DS: Russia began with Estonia, and then they moved on to the country of Georgia, and later they hit German destinations and, of course, the United States. Estonia, even, is pretty sophisticated when it comes to digital policies and protections. The problem is that people are not doing a great job of examining what data is leaving their networks. It used to be that everyone was focused on what was coming into their networks, but the real issue is what is leaving. I can grab a database and move it offsite very quickly into a Dropbox account and no one’s the wiser. People aren’t scrutinizing the right side of the equation. You need some kind of intrusion detection system that works in both directions and looks at what is entering and leaving networks and can distinguish between ordinary and abnormal activity.
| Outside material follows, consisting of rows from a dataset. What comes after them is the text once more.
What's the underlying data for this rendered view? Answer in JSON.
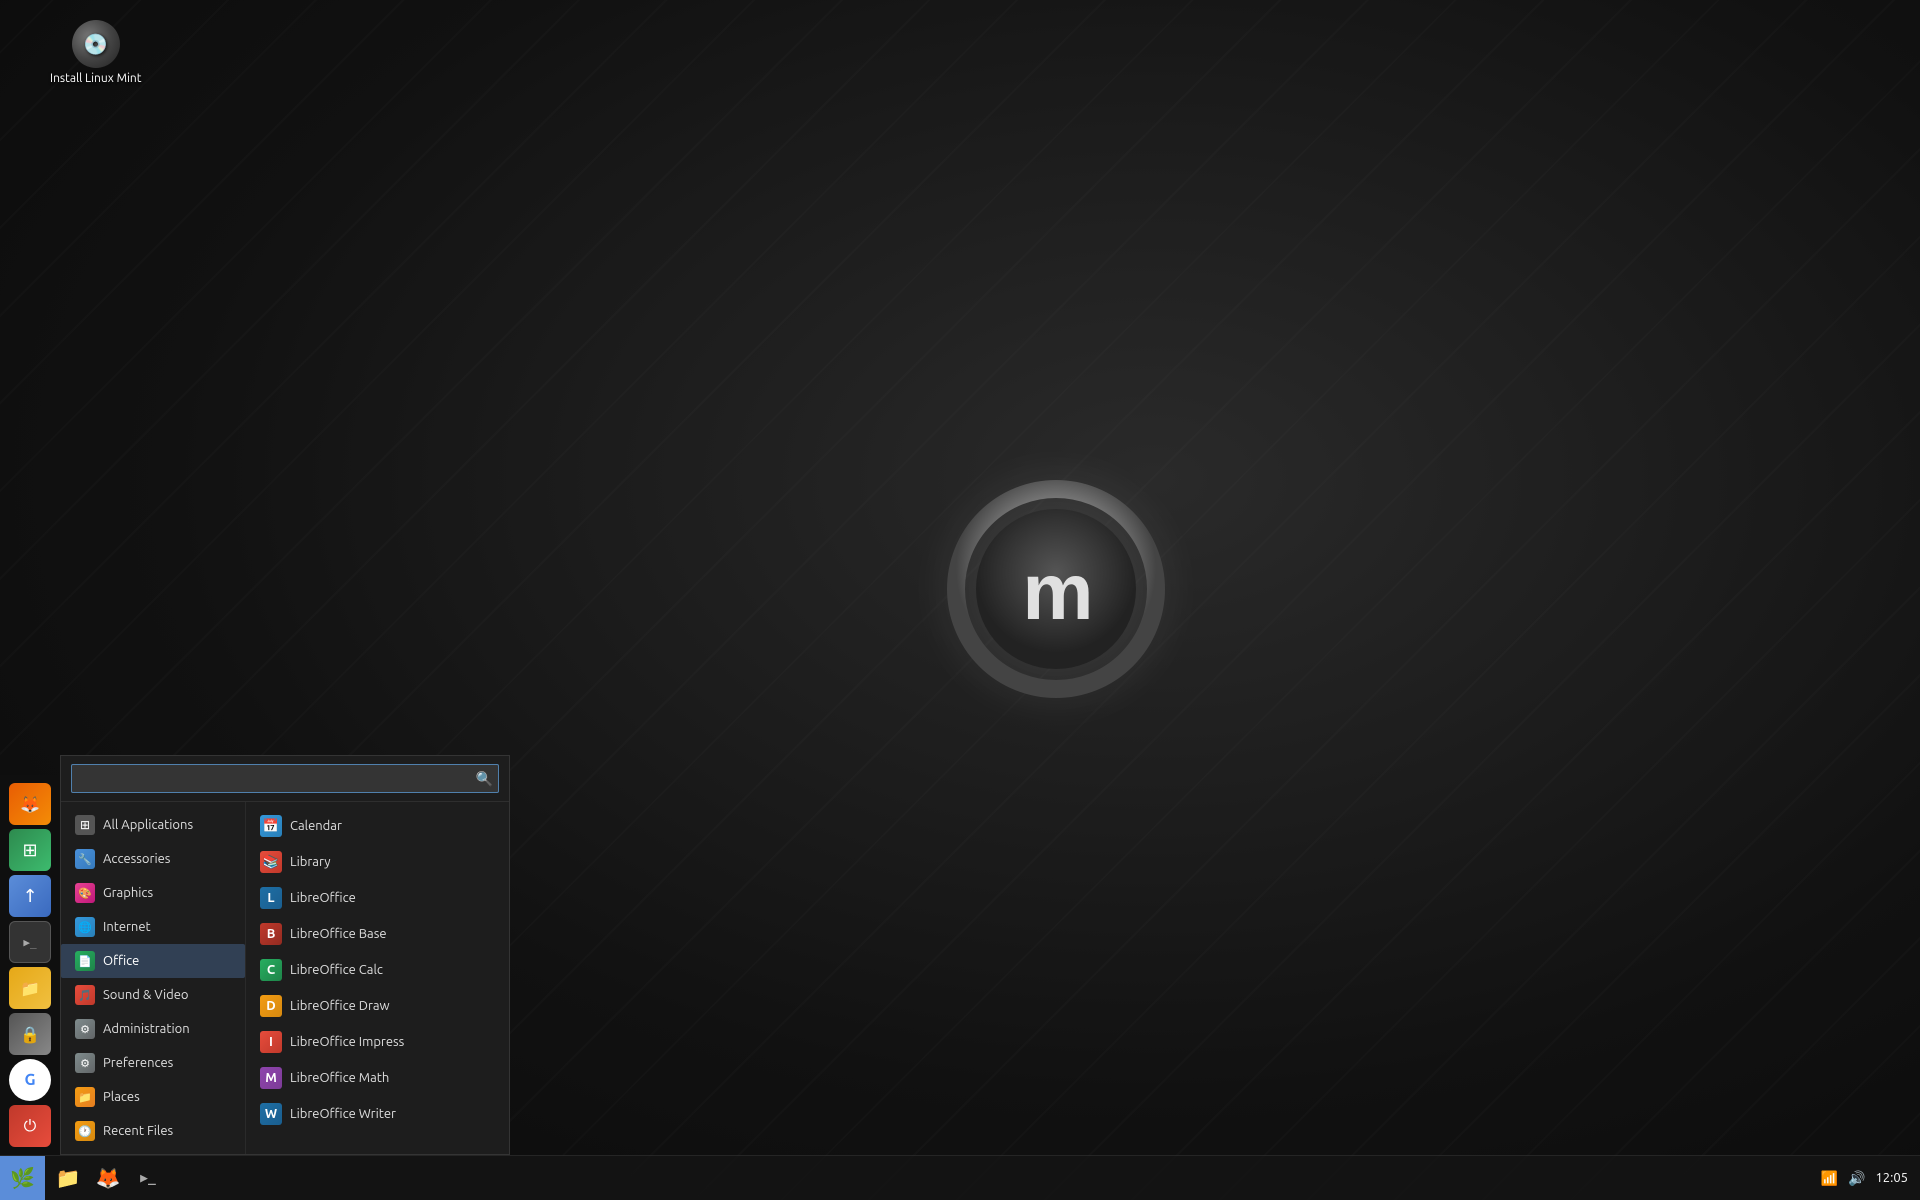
{
  "desktop": {
    "icon": {
      "label": "Install Linux Mint",
      "symbol": "💿"
    }
  },
  "menu": {
    "search_placeholder": "",
    "categories": [
      {
        "id": "all",
        "label": "All Applications",
        "icon": "⊞",
        "icon_class": "ic-all",
        "active": false
      },
      {
        "id": "accessories",
        "label": "Accessories",
        "icon": "🔧",
        "icon_class": "ic-accessories",
        "active": false
      },
      {
        "id": "graphics",
        "label": "Graphics",
        "icon": "🎨",
        "icon_class": "ic-graphics",
        "active": false
      },
      {
        "id": "internet",
        "label": "Internet",
        "icon": "🌐",
        "icon_class": "ic-internet",
        "active": false
      },
      {
        "id": "office",
        "label": "Office",
        "icon": "📄",
        "icon_class": "ic-office",
        "active": true
      },
      {
        "id": "soundvideo",
        "label": "Sound & Video",
        "icon": "🎵",
        "icon_class": "ic-soundvideo",
        "active": false
      },
      {
        "id": "administration",
        "label": "Administration",
        "icon": "⚙",
        "icon_class": "ic-admin",
        "active": false
      },
      {
        "id": "preferences",
        "label": "Preferences",
        "icon": "⚙",
        "icon_class": "ic-prefs",
        "active": false
      },
      {
        "id": "places",
        "label": "Places",
        "icon": "📁",
        "icon_class": "ic-places",
        "active": false
      },
      {
        "id": "recentfiles",
        "label": "Recent Files",
        "icon": "🕐",
        "icon_class": "ic-recent",
        "active": false
      }
    ],
    "apps": [
      {
        "id": "calendar",
        "label": "Calendar",
        "icon": "📅",
        "icon_class": "ic-calendar"
      },
      {
        "id": "library",
        "label": "Library",
        "icon": "📚",
        "icon_class": "ic-library"
      },
      {
        "id": "libreoffice",
        "label": "LibreOffice",
        "icon": "L",
        "icon_class": "ic-lo"
      },
      {
        "id": "libreoffice-base",
        "label": "LibreOffice Base",
        "icon": "B",
        "icon_class": "ic-lo-base"
      },
      {
        "id": "libreoffice-calc",
        "label": "LibreOffice Calc",
        "icon": "C",
        "icon_class": "ic-lo-calc"
      },
      {
        "id": "libreoffice-draw",
        "label": "LibreOffice Draw",
        "icon": "D",
        "icon_class": "ic-lo-draw"
      },
      {
        "id": "libreoffice-impress",
        "label": "LibreOffice Impress",
        "icon": "I",
        "icon_class": "ic-lo-impress"
      },
      {
        "id": "libreoffice-math",
        "label": "LibreOffice Math",
        "icon": "M",
        "icon_class": "ic-lo-math"
      },
      {
        "id": "libreoffice-writer",
        "label": "LibreOffice Writer",
        "icon": "W",
        "icon_class": "ic-lo-writer"
      }
    ]
  },
  "panel_icons": [
    {
      "id": "firefox",
      "icon": "🦊",
      "icon_class": "ic-firefox"
    },
    {
      "id": "mintmenu",
      "icon": "⊞",
      "icon_class": "ic-green"
    },
    {
      "id": "mintupdate",
      "icon": "↑",
      "icon_class": "ic-mint"
    },
    {
      "id": "terminal",
      "icon": ">_",
      "icon_class": "ic-term"
    },
    {
      "id": "files",
      "icon": "📁",
      "icon_class": "ic-folder"
    },
    {
      "id": "lock",
      "icon": "🔒",
      "icon_class": "ic-lock"
    },
    {
      "id": "google",
      "icon": "G",
      "icon_class": "ic-google"
    },
    {
      "id": "power",
      "icon": "⏻",
      "icon_class": "ic-power"
    }
  ],
  "taskbar": {
    "start_icon": "🌿",
    "apps": [
      {
        "id": "files",
        "icon": "📁",
        "icon_class": "ic-folder"
      },
      {
        "id": "firefox",
        "icon": "🦊",
        "icon_class": "ic-firefox"
      },
      {
        "id": "terminal",
        "icon": ">_",
        "icon_class": "ic-term"
      }
    ],
    "time": "12:05",
    "volume_icon": "🔊",
    "network_icon": "📶"
  }
}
OPAQ: In recent news related to the WannaCry ransomware outbreak, Marcus Hutchins was arrested and charged with creating and distributing the Kronos banking malware. We rarely hear about the bad actors being discovered and arrested. Any thoughts on why so?

DS: First on Marcus, it’s not even clear that he is a bad guy. It’s not like an accident on the freeway where you get hit and someone sees the accident in plain sight. A lot of this stuff is not readily observable. We need tremendous cooperation between private and government researchers to track these people down. Organizations can put lures called honeypots on their network to bring in the bad actors. Yet, that might not even be legal in some cases. A private business may not have the right to prosecute because the digital fingerprint isn’t always clear. Or if the individual is from another country, they might not be able to do anything about it. Attribution is very difficult: it’s a hall of mirrors. I could try to break into GM and when they come after me, I could say no, they are hacking me! The legal system is way behind on these matters. Even with a lot of technical knowledge, I think it’s going to be really hard to prosecute Mr. Hutchins.
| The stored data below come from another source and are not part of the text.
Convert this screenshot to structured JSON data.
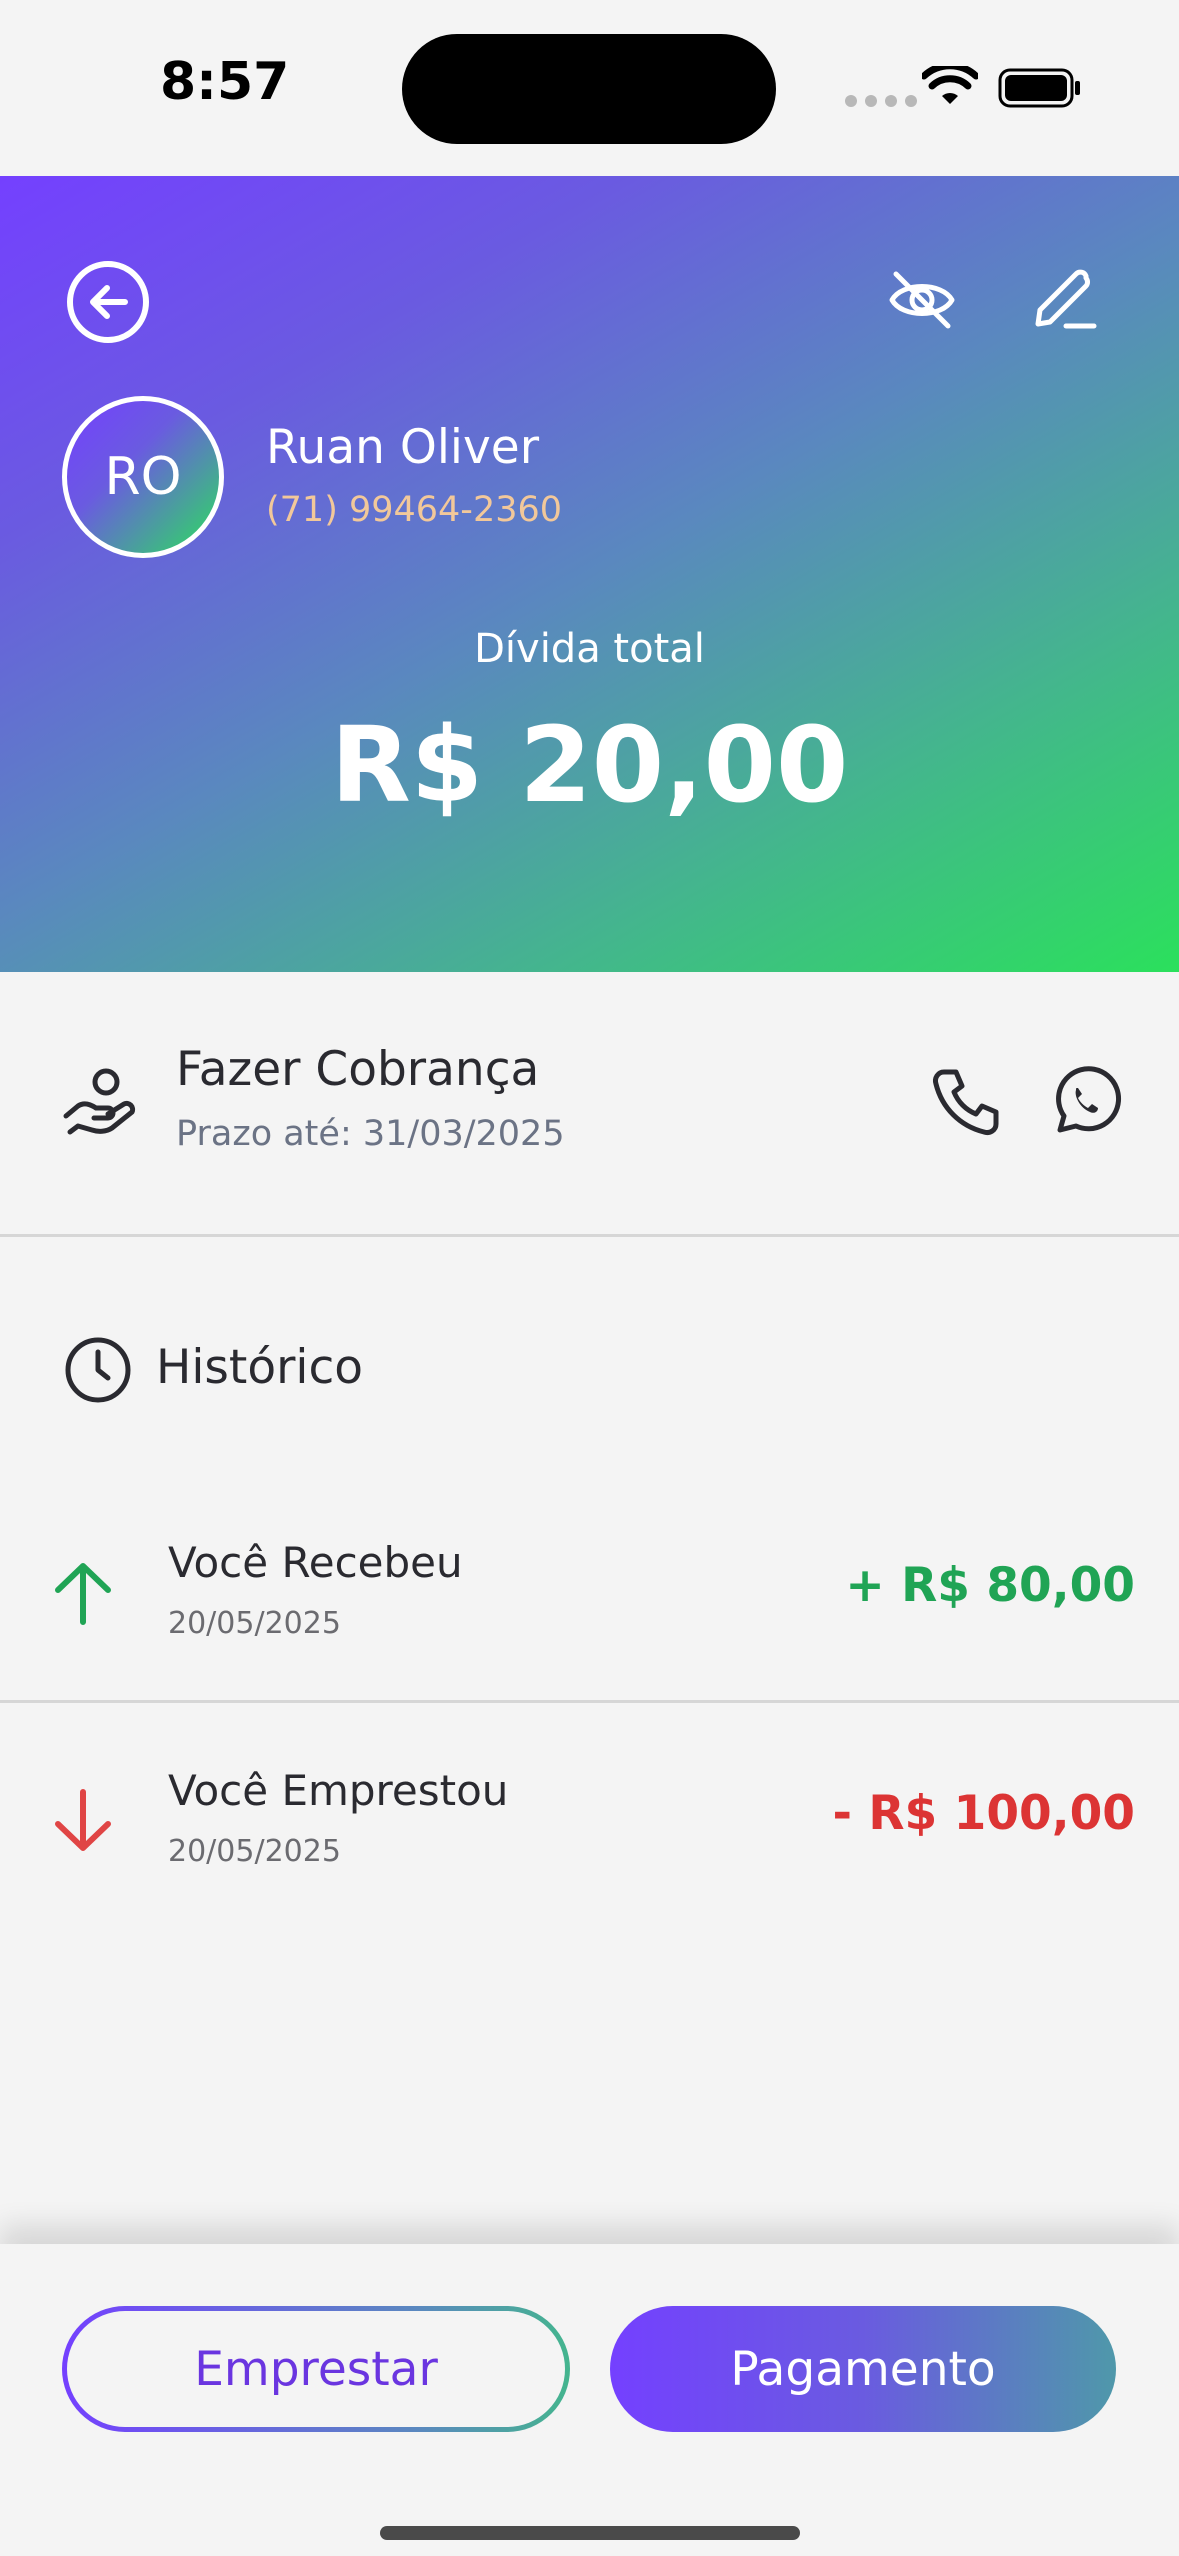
{
  "status_bar": {
    "time": "8:57"
  },
  "contact": {
    "initials": "RO",
    "name": "Ruan Oliver",
    "phone": "(71) 99464-2360"
  },
  "debt": {
    "label": "Dívida total",
    "value": "R$ 20,00"
  },
  "cobranca": {
    "title": "Fazer Cobrança",
    "deadline": "Prazo até: 31/03/2025"
  },
  "history": {
    "title": "Histórico",
    "items": [
      {
        "title": "Você Recebeu",
        "date": "20/05/2025",
        "amount": "+ R$ 80,00",
        "direction": "in",
        "color": "#20a455"
      },
      {
        "title": "Você Emprestou",
        "date": "20/05/2025",
        "amount": "- R$ 100,00",
        "direction": "out",
        "color": "#dc3434"
      }
    ]
  },
  "actions": {
    "lend_label": "Emprestar",
    "payment_label": "Pagamento"
  },
  "colors": {
    "accent_purple": "#7440ff",
    "accent_green": "#2be05c",
    "positive": "#20a455",
    "negative": "#dc3434"
  }
}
OPAQ: Which new advancements in enterprise security technology are interesting to you and why?

DS: New password and authentication technologies are very exciting. Passwords are still the biggest weakness in companies. We can make this much more automated with the latest single sign-on and password management products. We also need better defense mechanisms, especially on phones and tablets. A lot of people use their phones on enterprise networks. But let’s say my kid downloads an app on my phone that’s infected with malware. The next day I go to work and login to the network from my phone. Very quickly that malware can sniff out passwords across the network. Google has done a terrible job in handling malicious apps in the Play Store but it just came out with Google Play Protect, which automatically screens devices in the background for malware. The third area is ransomware-as-a-service. This will get stronger because that’s where the money is. I can have no skill whatsoever and put together a ransomware campaign with a few mouse clicks and make a lot of money. Corporations have to do a better job of making regular data backups and inspecting their network traffic to combat ransomware attacks.

OPAQ: Any thoughts on the security-as-a-service market and how it will grow in the coming years?
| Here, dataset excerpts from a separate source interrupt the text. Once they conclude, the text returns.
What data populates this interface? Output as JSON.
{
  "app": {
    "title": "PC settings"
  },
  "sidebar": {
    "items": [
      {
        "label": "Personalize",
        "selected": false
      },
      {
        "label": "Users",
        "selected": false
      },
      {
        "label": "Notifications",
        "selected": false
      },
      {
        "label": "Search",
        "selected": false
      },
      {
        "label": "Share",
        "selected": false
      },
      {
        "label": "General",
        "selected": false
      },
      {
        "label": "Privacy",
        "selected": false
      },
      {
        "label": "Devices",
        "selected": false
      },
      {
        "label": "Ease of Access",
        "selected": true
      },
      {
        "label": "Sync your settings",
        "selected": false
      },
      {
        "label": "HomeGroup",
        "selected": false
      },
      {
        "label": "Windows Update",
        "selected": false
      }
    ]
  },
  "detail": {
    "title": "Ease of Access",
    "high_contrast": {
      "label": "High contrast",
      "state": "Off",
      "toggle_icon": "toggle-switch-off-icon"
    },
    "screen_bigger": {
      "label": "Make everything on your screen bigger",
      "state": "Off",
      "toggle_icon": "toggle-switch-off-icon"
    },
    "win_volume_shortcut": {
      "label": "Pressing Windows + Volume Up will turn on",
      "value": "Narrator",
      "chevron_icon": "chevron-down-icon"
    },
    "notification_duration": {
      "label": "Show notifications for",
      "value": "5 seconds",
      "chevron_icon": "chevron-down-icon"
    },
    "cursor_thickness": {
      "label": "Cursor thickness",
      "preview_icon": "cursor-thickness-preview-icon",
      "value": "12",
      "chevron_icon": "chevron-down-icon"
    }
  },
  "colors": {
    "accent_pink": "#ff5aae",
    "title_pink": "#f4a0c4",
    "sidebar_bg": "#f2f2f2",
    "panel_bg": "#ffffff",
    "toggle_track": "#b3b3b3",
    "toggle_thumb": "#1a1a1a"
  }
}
DS: Putting security in the cloud is definitely the wave of the future. We will see many more MSPs doing consolidation in this area to broaden their offerings. Smaller companies want to avail themselves of these services because they can’t afford to have that expertise on staff, yet they’re still going to get attacked. We are seeing threat-sharing databases get more popular. Cloud vendors can still have a proprietary take on security, but don’t need to create their own databases. These two parties will have symbiotic relationships. Over time cloud security services will be more attractive to larger companies. They are moving more of their data into the cloud so it makes sense to put security there too.